Il y a enfin la question des migrations. Il est vrai que si l’Afrique était mieux développée, le besoin ressenti de venir dans le Nord en serait réduit. Il faut trouver les remèdes à cette tentation migratoire. Il s’agit d’un problème africain fondamental ; l’Afrique est le seul continent où son ampleur soit aussi aiguë, il a de multiples facettes et il est dû à des raisons défavorables. Pour que demain l’Afrique entre en mondialisation, il faudra bien que ces migrations, que ces mouvements persistent et qu’ils soient organisés sur le continent même. Cela veut dire beaucoup, aussi, en ce qui concerne la sécurité, la politique urbaine ; cela intéresse notre politique de coopération.
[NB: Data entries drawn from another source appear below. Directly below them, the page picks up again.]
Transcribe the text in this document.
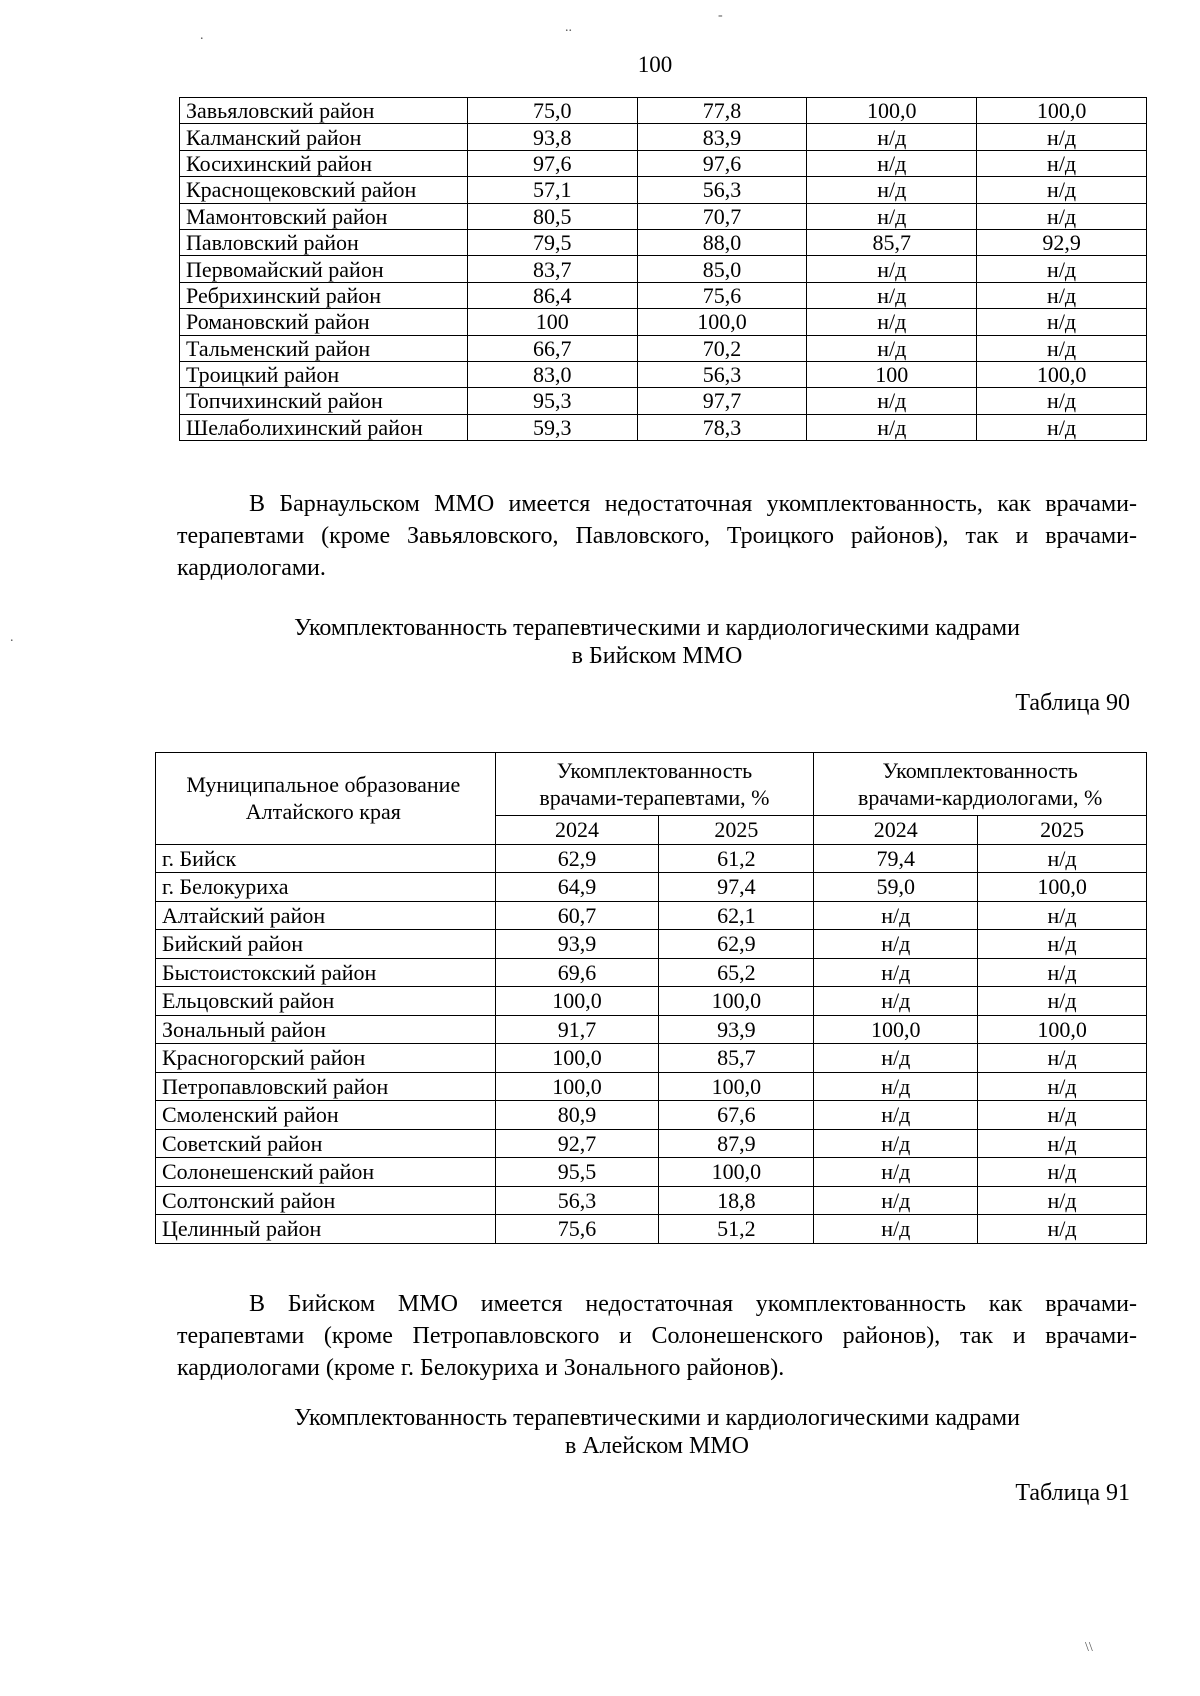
.
..
-
.
\\
100
Завьяловский район	75,0	77,8	100,0	100,0
Калманский район	93,8	83,9	н/д	н/д
Косихинский район	97,6	97,6	н/д	н/д
Краснощековский район	57,1	56,3	н/д	н/д
Мамонтовский район	80,5	70,7	н/д	н/д
Павловский район	79,5	88,0	85,7	92,9
Первомайский район	83,7	85,0	н/д	н/д
Ребрихинский район	86,4	75,6	н/д	н/д
Романовский район	100	100,0	н/д	н/д
Тальменский район	66,7	70,2	н/д	н/д
Троицкий район	83,0	56,3	100	100,0
Топчихинский район	95,3	97,7	н/д	н/д
Шелаболихинский район	59,3	78,3	н/д	н/д
В Барнаульском ММО имеется недостаточная укомплектованность, как врачами-терапевтами (кроме Завьяловского, Павловского, Троицкого районов), так и врачами-кардиологами.
Укомплектованность терапевтическими и кардиологическими кадрами
в Бийском ММО
Таблица 90
Муниципальное образование Алтайского края	Укомплектованность врачами-терапевтами, %		Укомплектованность врачами-кардиологами, %	
	2024	2025	2024	2025
г. Бийск	62,9	61,2	79,4	н/д
г. Белокуриха	64,9	97,4	59,0	100,0
Алтайский район	60,7	62,1	н/д	н/д
Бийский район	93,9	62,9	н/д	н/д
Быстоистокский район	69,6	65,2	н/д	н/д
Ельцовский район	100,0	100,0	н/д	н/д
Зональный район	91,7	93,9	100,0	100,0
Красногорский район	100,0	85,7	н/д	н/д
Петропавловский район	100,0	100,0	н/д	н/д
Смоленский район	80,9	67,6	н/д	н/д
Советский район	92,7	87,9	н/д	н/д
Солонешенский район	95,5	100,0	н/д	н/д
Солтонский район	56,3	18,8	н/д	н/д
Целинный район	75,6	51,2	н/д	н/д
В Бийском ММО имеется недостаточная укомплектованность как врачами-терапевтами (кроме Петропавловского и Солонешенского районов), так и врачами-кардиологами (кроме г. Белокуриха и Зонального районов).
Укомплектованность терапевтическими и кардиологическими кадрами
в Алейском ММО
Таблица 91
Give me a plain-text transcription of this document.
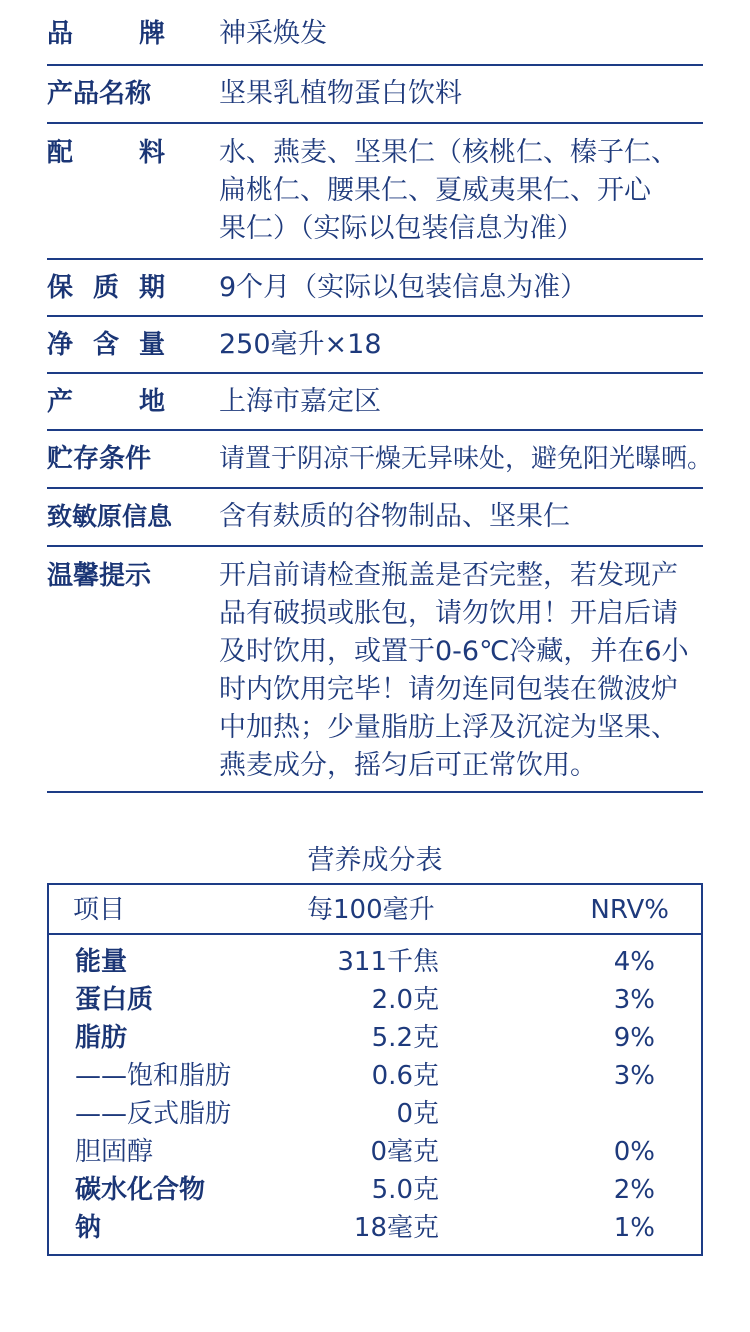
品	牌 神采焕发
产品名称	坚果乳植物蛋白饮料
配	料 水、燕麦、坚果仁（核桃仁、榛子仁、
扁桃仁、腰果仁、夏威夷果仁、开心
果仁）（实际以包装信息为准）
保 质 期 9个月（实际以包装信息为准）
净 含 量 250毫升×18
产	地 上海市嘉定区
贮存条件	请置于阴凉干燥无异味处，避免阳光曝晒。
致敏原信息	含有麸质的谷物制品、坚果仁
温馨提示	开启前请检查瓶盖是否完整，若发现产
品有破损或胀包，请勿饮用！开启后请
及时饮用，或置于0-6℃冷藏，并在6小
时内饮用完毕！请勿连同包装在微波炉
中加热；少量脂肪上浮及沉淀为坚果、
燕麦成分，摇匀后可正常饮用。
营养成分表
项目	每100毫升	NRV%
能量	311千焦	4%
蛋白质	2.0克	3%
脂肪	5.2克	9%
——饱和脂肪	0.6克	3%
——反式脂肪	0克
胆固醇	0毫克	0%
碳水化合物	5.0克	2%
钠	18毫克	1%
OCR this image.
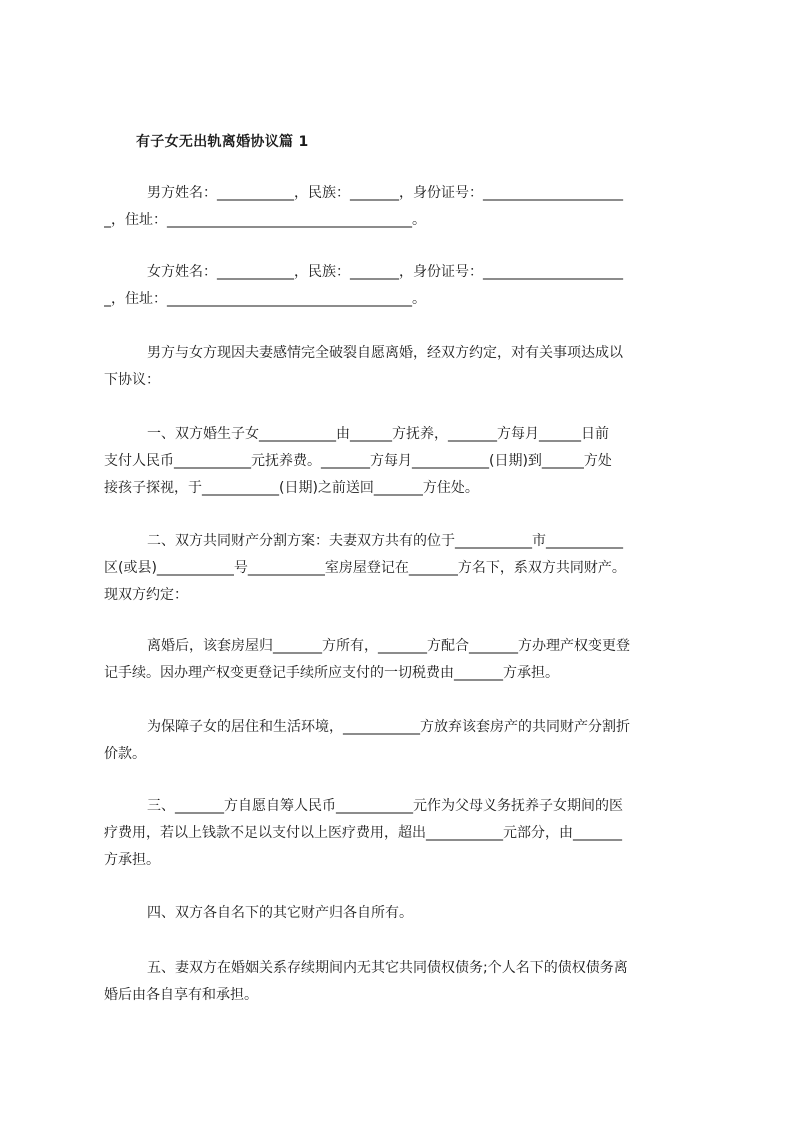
有子女无出轨离婚协议篇 1
男方姓名：___________，民族：_______，身份证号：____________________
_，住址：___________________________________。
女方姓名：___________，民族：_______，身份证号：____________________
_，住址：___________________________________。
男方与女方现因夫妻感情完全破裂自愿离婚，经双方约定，对有关事项达成以
下协议：
一、双方婚生子女___________由______方抚养，_______方每月______日前
支付人民币___________元抚养费。_______方每月___________(日期)到______方处
接孩子探视，于___________(日期)之前送回_______方住处。
二、双方共同财产分割方案：夫妻双方共有的位于___________市___________
区(或县)___________号___________室房屋登记在_______方名下，系双方共同财产。
现双方约定：
离婚后，该套房屋归_______方所有，_______方配合_______方办理产权变更登
记手续。因办理产权变更登记手续所应支付的一切税费由_______方承担。
为保障子女的居住和生活环境，___________方放弃该套房产的共同财产分割折
价款。
三、_______方自愿自筹人民币___________元作为父母义务抚养子女期间的医
疗费用，若以上钱款不足以支付以上医疗费用，超出___________元部分，由_______
方承担。
四、双方各自名下的其它财产归各自所有。
五、妻双方在婚姻关系存续期间内无其它共同债权债务;个人名下的债权债务离
婚后由各自享有和承担。
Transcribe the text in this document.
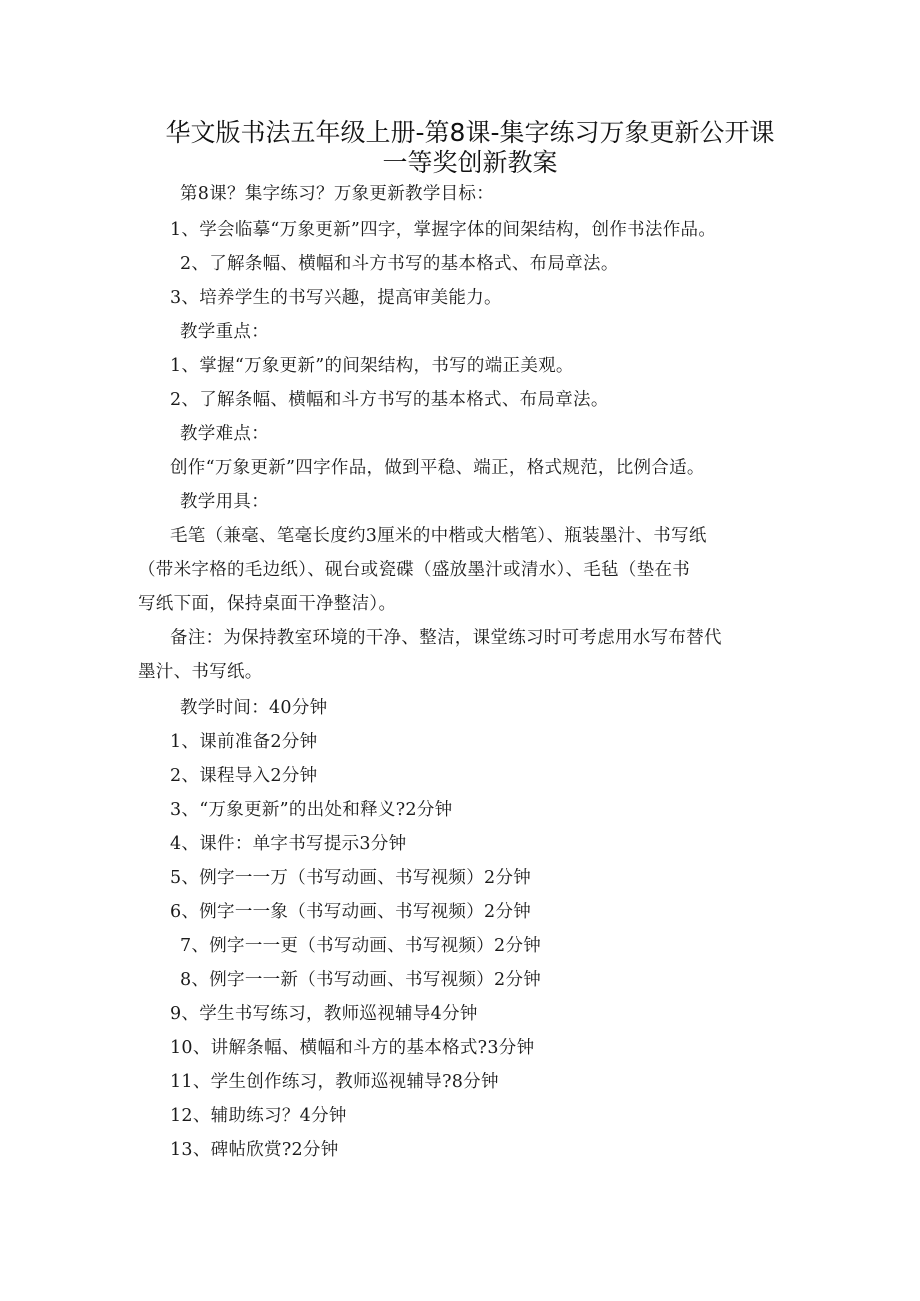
华文版书法五年级上册-第8课-集字练习万象更新公开课
一等奖创新教案
第8课？集字练习？万象更新教学目标：
1、学会临摹“万象更新”四字，掌握字体的间架结构，创作书法作品。
2、了解条幅、横幅和斗方书写的基本格式、布局章法。
3、培养学生的书写兴趣，提高审美能力。
教学重点：
1、掌握“万象更新”的间架结构，书写的端正美观。
2、了解条幅、横幅和斗方书写的基本格式、布局章法。
教学难点：
创作“万象更新”四字作品，做到平稳、端正，格式规范，比例合适。
教学用具：
毛笔（兼毫、笔毫长度约3厘米的中楷或大楷笔）、瓶装墨汁、书写纸
（带米字格的毛边纸）、砚台或瓷碟（盛放墨汁或清水）、毛毡（垫在书
写纸下面，保持桌面干净整洁）。
备注：为保持教室环境的干净、整洁，课堂练习时可考虑用水写布替代
墨汁、书写纸。
教学时间：40分钟
1、课前准备2分钟
2、课程导入2分钟
3、“万象更新”的出处和释义?2分钟
4、课件：单字书写提示3分钟
5、例字一一万（书写动画、书写视频）2分钟
6、例字一一象（书写动画、书写视频）2分钟
7、例字一一更（书写动画、书写视频）2分钟
8、例字一一新（书写动画、书写视频）2分钟
9、学生书写练习，教师巡视辅导4分钟
10、讲解条幅、横幅和斗方的基本格式?3分钟
11、学生创作练习，教师巡视辅导?8分钟
12、辅助练习？4分钟
13、碑帖欣赏?2分钟
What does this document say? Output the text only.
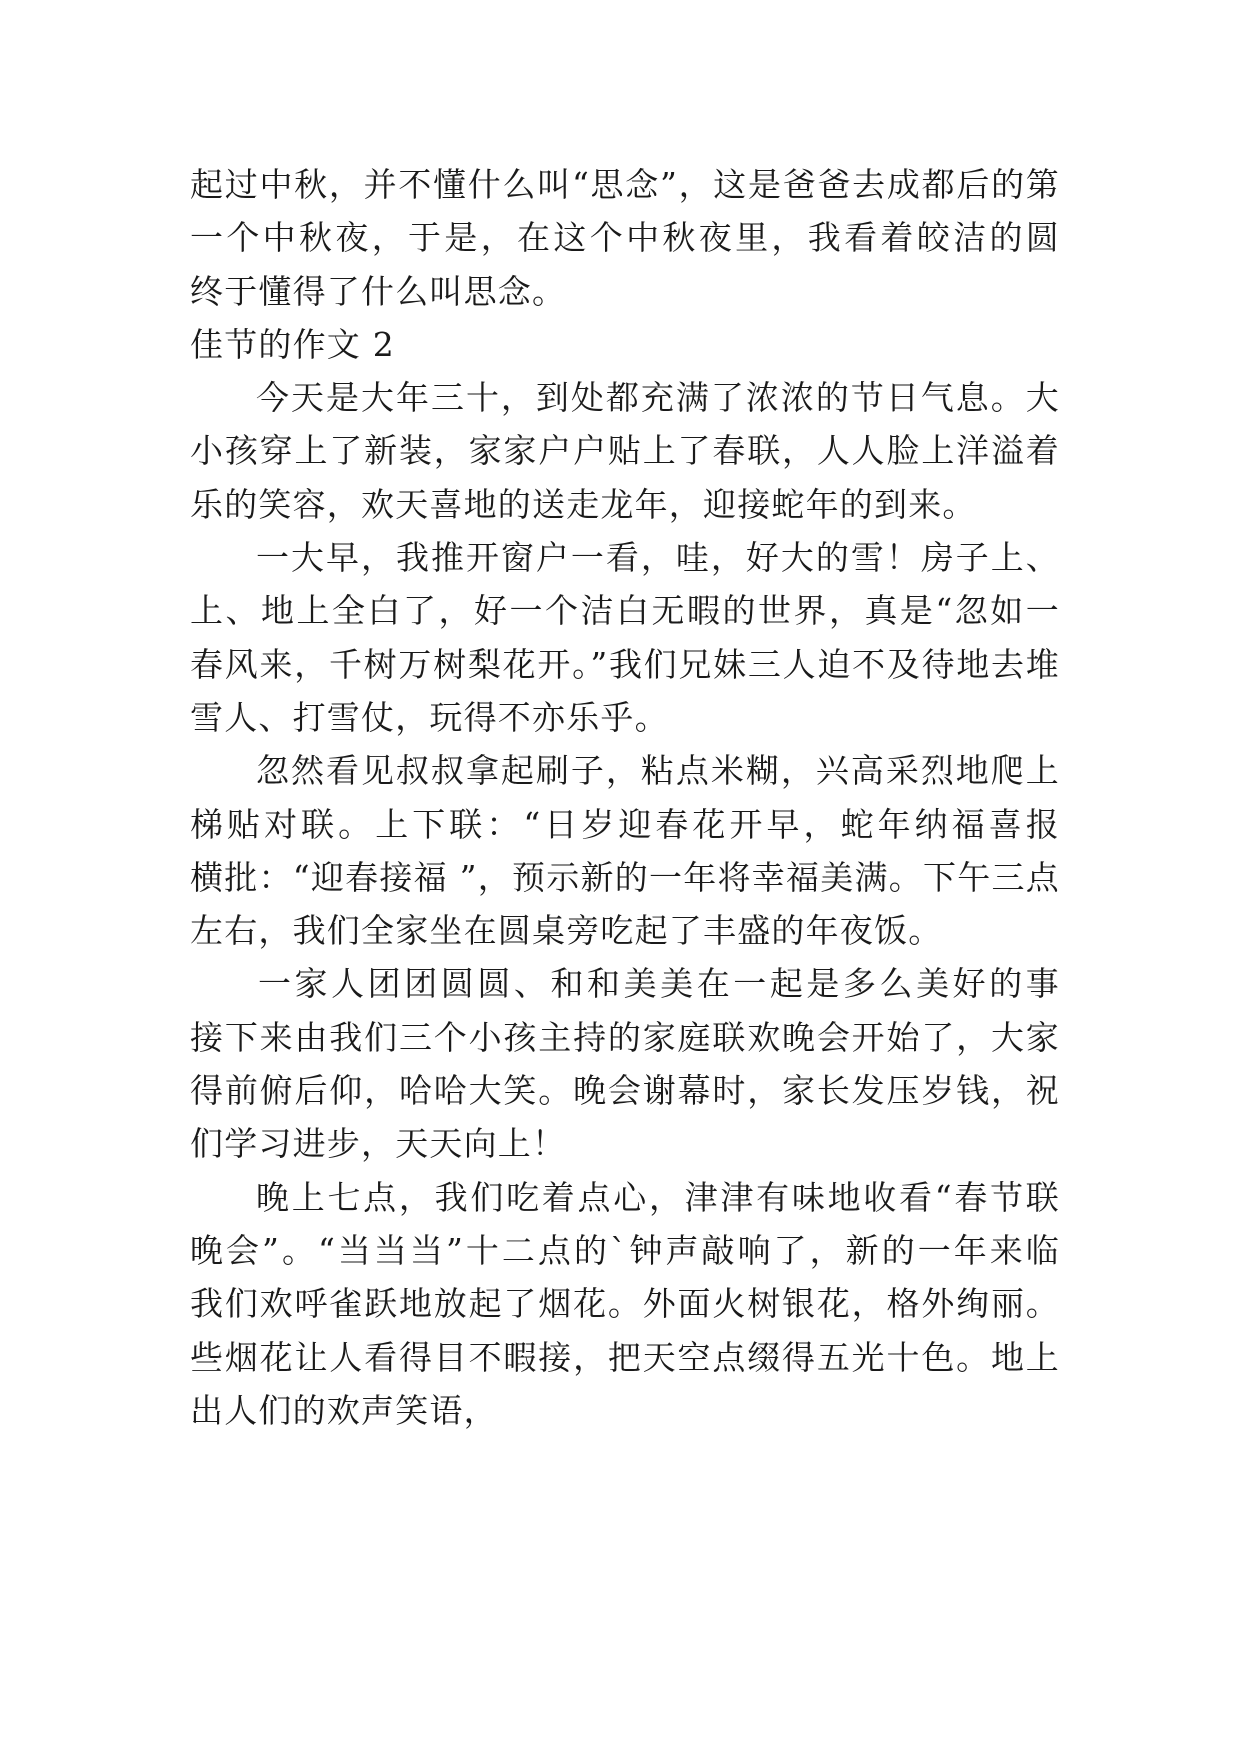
起过中秋，并不懂什么叫“思念”，这是爸爸去成都后的第
一个中秋夜，于是，在这个中秋夜里，我看着皎洁的圆
终于懂得了什么叫思念。
佳节的作文 2
今天是大年三十，到处都充满了浓浓的节日气息。大
小孩穿上了新装，家家户户贴上了春联，人人脸上洋溢着
乐的笑容，欢天喜地的送走龙年，迎接蛇年的到来。
一大早，我推开窗户一看，哇，好大的雪！房子上、
上、地上全白了，好一个洁白无暇的世界，真是“忽如一
春风来，千树万树梨花开。”我们兄妹三人迫不及待地去堆
雪人、打雪仗，玩得不亦乐乎。
忽然看见叔叔拿起刷子，粘点米糊，兴高采烈地爬上
梯贴对联。上下联：“日岁迎春花开早，蛇年纳福喜报
横批：“迎春接福 ”，预示新的一年将幸福美满。下午三点
左右，我们全家坐在圆桌旁吃起了丰盛的年夜饭。
一家人团团圆圆、和和美美在一起是多么美好的事
接下来由我们三个小孩主持的家庭联欢晚会开始了，大家
得前俯后仰，哈哈大笑。晚会谢幕时，家长发压岁钱，祝
们学习进步，天天向上！
晚上七点，我们吃着点心，津津有味地收看“春节联
晚会”。“当当当”十二点的`钟声敲响了，新的一年来临
我们欢呼雀跃地放起了烟花。外面火树银花，格外绚丽。
些烟花让人看得目不暇接，把天空点缀得五光十色。地上
出人们的欢声笑语，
Au total, tout cela correspond à une évolution, qui nous a conduits à la réforme du ministère de la Coopération. Celle-ci affirme la volonté de la France de restaurer l’unité de sa politique de coopération internationale. C’est dans ce contexte que nous pourrons durablement insérer nos stratégies africaines.
Puisque nos intérêts se croisent, nous avons en projet des contrats de partenariat. C’est un vieux mot. Il énonce une manière de faire qui n’a pas toujours été possible, et qui est devenue nécessaire. Désormais, cette attitude est réaliste, car l’Afrique a progressé dans l’État de droit et sur d’autres fronts, ceux de sa capacité à agir de façon responsable, puisque c’est le premier principe du partenariat. Des progrès ont été accomplis, il faut aujourd’hui en cueillir tous les fruits. Il n’appartient à personne de traiter les problèmes africains de l’extérieur : c’est à l’Afrique d’être à même de le faire ; c’est à ce moment-là que le partenariat devient une réalité. Le monde devient de plus en plus un monde de négociations. Négocier, c’est établir des relations adultes et responsables.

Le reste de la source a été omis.